定型
ていけい
名詞
標準
文例 · 用例
それから又近頃は詩の定型無定型といふことが盛んに論じられてゐますが、私は定型にしろ無定型にしろ、面白ければいいといふ程の呑気なことしか考へてをりませんが、なんだか此の問題は具体的のやうでゐて、その実途方もなく遠大か何かのやうに受取れます。
— 中原中也 『近時詩壇寸感』 青空文庫
これらの邦劇映画を見て気のつくことは、第一に芝居の定型にとらわれ過ぎていることである、書き割りを背にして檜舞台を踏んでフートライトを前にして行なって始めて調和すべき演技を不了簡にもそのままに白日のもと大地の上に持ち出すからである。
— 寺田寅彦 『映画時代』 青空文庫
朝起きて顔を洗う金盥の置き方から、夜寝る時の寝衣の袖の通し方まで、無意識な定型を繰返している吾人の眼は、如何に或る意味で憐れな融通のきかきぬものであるかという事を知るための、一つの面白い、しかも極めて簡単な実験は、頭を倒にして股間から見馴れた平凡な景色を覗いて見る事である。

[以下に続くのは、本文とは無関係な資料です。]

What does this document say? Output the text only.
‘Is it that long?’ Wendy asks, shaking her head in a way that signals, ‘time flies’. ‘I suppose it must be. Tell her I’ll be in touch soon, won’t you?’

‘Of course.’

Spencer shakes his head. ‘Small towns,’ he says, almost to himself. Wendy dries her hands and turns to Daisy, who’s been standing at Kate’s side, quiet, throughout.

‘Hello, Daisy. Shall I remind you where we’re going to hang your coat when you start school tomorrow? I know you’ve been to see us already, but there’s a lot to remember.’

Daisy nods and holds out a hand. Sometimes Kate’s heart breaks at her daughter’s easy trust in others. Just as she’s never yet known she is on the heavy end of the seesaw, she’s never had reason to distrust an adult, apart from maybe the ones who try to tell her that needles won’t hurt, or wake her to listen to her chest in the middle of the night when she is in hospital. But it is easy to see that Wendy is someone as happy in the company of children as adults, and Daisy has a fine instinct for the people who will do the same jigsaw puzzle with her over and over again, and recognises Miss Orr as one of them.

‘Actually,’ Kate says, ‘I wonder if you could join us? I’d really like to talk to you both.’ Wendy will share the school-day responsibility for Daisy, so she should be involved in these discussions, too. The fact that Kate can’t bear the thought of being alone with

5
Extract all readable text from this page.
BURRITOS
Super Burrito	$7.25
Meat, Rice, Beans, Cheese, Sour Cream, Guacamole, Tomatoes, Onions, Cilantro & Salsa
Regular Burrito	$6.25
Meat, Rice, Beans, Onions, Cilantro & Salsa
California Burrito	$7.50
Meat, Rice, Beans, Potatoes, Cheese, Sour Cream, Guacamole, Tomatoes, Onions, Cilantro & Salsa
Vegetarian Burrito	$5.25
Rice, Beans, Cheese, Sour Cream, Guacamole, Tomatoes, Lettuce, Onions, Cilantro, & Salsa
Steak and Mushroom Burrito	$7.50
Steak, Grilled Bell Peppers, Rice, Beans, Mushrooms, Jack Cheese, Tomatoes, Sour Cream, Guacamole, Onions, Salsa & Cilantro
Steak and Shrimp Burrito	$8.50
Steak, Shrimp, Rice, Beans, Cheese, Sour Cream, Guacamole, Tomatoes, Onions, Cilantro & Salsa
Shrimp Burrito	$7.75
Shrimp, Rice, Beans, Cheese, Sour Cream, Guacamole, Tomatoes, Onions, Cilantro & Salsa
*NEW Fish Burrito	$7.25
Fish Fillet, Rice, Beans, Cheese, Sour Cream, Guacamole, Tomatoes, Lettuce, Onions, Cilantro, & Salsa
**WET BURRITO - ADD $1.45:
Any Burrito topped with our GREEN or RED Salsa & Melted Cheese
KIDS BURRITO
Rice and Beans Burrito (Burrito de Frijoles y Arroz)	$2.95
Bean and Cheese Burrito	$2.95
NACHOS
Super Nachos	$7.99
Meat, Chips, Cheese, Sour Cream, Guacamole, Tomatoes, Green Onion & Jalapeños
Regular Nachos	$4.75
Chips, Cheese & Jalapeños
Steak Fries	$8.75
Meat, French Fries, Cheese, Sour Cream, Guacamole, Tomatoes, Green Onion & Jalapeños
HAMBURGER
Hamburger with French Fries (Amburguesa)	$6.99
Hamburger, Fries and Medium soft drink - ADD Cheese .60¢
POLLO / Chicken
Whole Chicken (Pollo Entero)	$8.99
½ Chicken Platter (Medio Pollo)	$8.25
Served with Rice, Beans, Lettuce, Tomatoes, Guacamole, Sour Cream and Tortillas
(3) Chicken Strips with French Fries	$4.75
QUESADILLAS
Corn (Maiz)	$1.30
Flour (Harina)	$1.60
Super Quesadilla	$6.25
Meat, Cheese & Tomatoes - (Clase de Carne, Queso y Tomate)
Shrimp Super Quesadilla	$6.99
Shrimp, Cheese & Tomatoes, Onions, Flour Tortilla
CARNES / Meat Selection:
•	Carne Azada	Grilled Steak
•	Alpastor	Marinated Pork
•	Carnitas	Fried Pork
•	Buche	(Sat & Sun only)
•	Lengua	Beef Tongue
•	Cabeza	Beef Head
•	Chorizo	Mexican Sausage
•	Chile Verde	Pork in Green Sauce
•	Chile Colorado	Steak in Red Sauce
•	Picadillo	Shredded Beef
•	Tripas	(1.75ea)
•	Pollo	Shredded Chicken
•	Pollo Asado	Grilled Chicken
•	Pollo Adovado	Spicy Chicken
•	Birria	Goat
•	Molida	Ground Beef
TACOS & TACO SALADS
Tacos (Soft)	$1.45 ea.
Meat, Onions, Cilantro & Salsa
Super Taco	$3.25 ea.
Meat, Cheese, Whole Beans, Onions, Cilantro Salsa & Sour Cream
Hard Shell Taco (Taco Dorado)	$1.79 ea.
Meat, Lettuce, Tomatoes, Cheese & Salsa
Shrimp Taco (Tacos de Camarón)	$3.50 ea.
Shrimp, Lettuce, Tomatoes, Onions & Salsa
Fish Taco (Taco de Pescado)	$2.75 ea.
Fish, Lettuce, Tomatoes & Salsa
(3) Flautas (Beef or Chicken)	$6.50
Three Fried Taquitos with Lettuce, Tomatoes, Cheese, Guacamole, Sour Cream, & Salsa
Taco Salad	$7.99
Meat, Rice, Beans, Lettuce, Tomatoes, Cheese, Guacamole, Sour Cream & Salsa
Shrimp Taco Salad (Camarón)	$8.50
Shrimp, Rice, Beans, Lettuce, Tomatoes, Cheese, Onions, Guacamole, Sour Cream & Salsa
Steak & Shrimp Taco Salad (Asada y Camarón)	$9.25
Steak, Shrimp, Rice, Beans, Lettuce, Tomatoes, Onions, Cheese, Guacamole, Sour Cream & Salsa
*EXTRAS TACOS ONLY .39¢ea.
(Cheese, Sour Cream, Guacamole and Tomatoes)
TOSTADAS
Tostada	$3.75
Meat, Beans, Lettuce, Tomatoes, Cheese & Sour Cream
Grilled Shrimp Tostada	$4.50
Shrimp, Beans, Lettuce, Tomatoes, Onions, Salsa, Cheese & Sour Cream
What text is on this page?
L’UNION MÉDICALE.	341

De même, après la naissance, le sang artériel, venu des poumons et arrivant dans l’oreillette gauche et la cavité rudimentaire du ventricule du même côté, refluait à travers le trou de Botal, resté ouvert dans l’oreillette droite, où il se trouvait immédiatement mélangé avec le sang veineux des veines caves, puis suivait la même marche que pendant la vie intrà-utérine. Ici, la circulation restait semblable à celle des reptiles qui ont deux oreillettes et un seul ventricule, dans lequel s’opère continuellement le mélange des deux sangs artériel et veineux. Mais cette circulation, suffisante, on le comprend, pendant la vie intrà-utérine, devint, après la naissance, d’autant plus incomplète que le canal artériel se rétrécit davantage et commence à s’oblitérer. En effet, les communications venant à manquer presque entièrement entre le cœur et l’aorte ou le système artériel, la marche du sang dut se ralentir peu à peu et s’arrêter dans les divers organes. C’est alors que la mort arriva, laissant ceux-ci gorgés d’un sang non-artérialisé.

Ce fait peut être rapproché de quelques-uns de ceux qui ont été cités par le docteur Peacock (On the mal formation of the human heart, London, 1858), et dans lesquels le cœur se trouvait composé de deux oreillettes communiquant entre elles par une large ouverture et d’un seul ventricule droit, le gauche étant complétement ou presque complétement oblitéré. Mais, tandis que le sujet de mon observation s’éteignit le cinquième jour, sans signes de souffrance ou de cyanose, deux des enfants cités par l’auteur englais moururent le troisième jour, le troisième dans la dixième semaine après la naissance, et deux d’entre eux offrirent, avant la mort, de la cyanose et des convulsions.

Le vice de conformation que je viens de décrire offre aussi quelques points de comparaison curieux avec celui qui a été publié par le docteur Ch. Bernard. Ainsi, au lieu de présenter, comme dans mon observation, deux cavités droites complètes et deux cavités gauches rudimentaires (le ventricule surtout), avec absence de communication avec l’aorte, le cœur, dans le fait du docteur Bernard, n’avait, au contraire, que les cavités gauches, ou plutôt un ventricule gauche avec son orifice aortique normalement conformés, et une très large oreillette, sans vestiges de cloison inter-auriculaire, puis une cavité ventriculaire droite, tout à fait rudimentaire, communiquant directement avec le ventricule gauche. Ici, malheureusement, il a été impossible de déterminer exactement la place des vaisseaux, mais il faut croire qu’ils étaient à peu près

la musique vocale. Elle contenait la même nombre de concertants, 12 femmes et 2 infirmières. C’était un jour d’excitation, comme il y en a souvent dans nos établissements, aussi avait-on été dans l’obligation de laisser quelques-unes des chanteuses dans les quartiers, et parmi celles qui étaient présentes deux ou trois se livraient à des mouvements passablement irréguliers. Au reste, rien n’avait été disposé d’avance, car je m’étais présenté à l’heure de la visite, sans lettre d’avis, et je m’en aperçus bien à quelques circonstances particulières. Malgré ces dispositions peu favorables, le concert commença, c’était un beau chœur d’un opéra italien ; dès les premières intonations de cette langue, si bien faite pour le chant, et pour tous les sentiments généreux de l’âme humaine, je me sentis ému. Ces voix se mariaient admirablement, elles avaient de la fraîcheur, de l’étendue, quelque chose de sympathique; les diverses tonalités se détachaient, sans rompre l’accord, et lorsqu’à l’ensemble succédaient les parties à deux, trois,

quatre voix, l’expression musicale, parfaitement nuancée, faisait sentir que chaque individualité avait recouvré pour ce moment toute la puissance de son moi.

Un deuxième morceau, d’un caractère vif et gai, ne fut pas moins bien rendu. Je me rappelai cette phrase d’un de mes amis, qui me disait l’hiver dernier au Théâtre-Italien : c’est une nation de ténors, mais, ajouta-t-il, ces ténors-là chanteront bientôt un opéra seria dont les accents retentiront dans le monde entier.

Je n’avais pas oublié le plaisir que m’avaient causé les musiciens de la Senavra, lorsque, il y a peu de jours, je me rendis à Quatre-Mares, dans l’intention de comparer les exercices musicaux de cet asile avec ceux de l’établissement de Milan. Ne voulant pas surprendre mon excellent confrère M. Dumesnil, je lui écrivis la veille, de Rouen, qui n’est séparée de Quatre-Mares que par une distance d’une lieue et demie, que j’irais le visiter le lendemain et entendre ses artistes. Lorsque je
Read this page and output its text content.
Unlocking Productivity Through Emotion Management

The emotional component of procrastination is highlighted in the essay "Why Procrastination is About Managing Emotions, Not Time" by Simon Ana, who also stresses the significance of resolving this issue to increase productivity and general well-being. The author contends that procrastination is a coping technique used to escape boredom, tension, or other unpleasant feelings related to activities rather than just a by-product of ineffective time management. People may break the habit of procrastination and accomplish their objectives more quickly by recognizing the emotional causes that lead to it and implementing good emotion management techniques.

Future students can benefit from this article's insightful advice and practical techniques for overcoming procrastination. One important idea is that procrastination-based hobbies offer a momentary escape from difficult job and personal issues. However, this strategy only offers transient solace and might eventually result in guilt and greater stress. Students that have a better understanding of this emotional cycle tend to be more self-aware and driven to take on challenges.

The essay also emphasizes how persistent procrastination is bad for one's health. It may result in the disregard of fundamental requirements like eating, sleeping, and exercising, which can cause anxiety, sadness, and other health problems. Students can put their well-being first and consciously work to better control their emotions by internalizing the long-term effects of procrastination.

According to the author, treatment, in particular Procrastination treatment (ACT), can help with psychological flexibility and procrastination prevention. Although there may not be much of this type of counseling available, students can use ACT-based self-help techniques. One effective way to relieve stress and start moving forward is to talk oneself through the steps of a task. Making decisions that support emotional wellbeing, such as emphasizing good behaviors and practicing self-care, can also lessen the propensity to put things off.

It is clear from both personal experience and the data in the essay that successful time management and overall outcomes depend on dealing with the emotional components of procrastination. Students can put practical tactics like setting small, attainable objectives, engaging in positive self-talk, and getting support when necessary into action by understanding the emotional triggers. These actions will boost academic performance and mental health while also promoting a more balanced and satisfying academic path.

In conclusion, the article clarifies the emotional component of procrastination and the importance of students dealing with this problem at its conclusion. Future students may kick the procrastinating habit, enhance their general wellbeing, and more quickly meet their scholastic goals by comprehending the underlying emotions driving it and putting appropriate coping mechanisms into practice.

— 寺田寅彦 『津田青楓君の画と南画の芸術的価値』 青空文庫
我等の同胞の顔貌の中にはまたあらゆる人種の定型がそれぞれに標本的に洩れなく代表されているようである。
— 寺田寅彦 『短歌の詩形』 青空文庫
サンスクリトの詩句にも色々の定型があるようであるが、十六綴音を一句とするものの連続が甚だ多いらしい。
— 寺田寅彦 『短歌の詩形』 青空文庫
狡猾なる似而非予言者らは巧みにこの定型を応用する事を知っている。
— 寺田寅彦 『ルクレチウスと科学』 青空文庫
そのために生物はその祖先の定型を保存し、できそこないの妖怪はできない。
— 寺田寅彦 『ルクレチウスと科学』 青空文庫
しかるに実際にはこの特定型のものがm個あるとする(アソの場合では m = 4 )。